Il vero protagonista dunque alla fine è il carcere, non un microcosmo ma un inferno su terra. La serie è girata a Trieste (benché la città quasi non sia citata), gli interni della prigione nell’ex carcere di Civitavecchia e in quello di Torino Le Nuove, anch’esso in disuso.
Luoghi fatiscenti, mura scrostate, celle vetuste e sovraffollate di letti a castello, cessi a vista, scale, cortili devastati, topi che scappano nei pertugi. Piacerebbe pensare che le carceri in uso in Italia invece fossero diverse, tutte nuove e attrezzate, solo che ahimé, lo sappiamo, molte somigliano proprio al San Michele.

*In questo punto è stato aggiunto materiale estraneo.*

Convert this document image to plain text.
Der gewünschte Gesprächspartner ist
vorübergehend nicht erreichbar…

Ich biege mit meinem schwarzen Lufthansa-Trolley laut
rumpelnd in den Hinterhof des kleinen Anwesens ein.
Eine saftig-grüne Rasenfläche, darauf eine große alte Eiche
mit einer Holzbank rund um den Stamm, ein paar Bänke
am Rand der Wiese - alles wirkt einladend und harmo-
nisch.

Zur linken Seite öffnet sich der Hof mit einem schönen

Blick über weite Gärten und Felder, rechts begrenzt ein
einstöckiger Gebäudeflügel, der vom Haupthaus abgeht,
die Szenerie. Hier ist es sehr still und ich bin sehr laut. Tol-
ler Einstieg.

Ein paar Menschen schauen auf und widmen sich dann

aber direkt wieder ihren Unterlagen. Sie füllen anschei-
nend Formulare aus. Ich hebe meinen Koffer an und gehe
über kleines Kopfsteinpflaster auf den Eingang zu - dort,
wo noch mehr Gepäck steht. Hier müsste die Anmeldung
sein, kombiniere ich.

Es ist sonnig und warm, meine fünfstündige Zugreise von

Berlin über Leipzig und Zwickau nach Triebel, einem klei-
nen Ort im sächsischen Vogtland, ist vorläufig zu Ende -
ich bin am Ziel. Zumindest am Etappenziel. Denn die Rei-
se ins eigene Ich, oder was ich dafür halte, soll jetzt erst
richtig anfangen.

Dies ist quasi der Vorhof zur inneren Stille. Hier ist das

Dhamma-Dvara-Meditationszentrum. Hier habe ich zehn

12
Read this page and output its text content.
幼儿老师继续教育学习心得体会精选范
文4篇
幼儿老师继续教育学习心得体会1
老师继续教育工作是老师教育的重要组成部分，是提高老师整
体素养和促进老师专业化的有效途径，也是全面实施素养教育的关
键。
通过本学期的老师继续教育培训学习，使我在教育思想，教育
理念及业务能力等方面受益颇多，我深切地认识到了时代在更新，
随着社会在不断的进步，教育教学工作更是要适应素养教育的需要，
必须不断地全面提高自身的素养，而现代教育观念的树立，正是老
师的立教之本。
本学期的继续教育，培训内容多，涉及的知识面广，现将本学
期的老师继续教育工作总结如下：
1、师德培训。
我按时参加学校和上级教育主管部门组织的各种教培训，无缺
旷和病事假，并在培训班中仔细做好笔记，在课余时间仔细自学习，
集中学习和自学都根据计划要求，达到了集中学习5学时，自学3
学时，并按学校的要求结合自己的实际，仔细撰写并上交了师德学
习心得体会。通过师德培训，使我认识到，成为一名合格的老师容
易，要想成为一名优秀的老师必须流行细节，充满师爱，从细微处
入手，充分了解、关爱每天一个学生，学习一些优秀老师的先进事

L’umanità all’interno si adatta come può: sigarette su sigarette, caffè su caffè, sudore, crisi di astinenza, certamente l’odore fitto che non senti attraverso lo schermo ma che si incrosta lo stesso sugli occhi.
E’ questo che resta de Il Re, più della storia: la galera e gli uomini (e le donne) che cercano un impossibile equilibrio fra dentro e fuori.
In marzo Luca Zingaretti ha annunciato che non sarà più Montalbano. A dire il vero lo aveva detto anche in passato, ma ora non ci sono più né Andrea Camilleri né il regista storico della serie Alberto Sironi. Fa bene, è ora; del resto l’ottavo ed ultimo episodio del Re lascia aperte ampie possibilità, si apre un’altra franchise.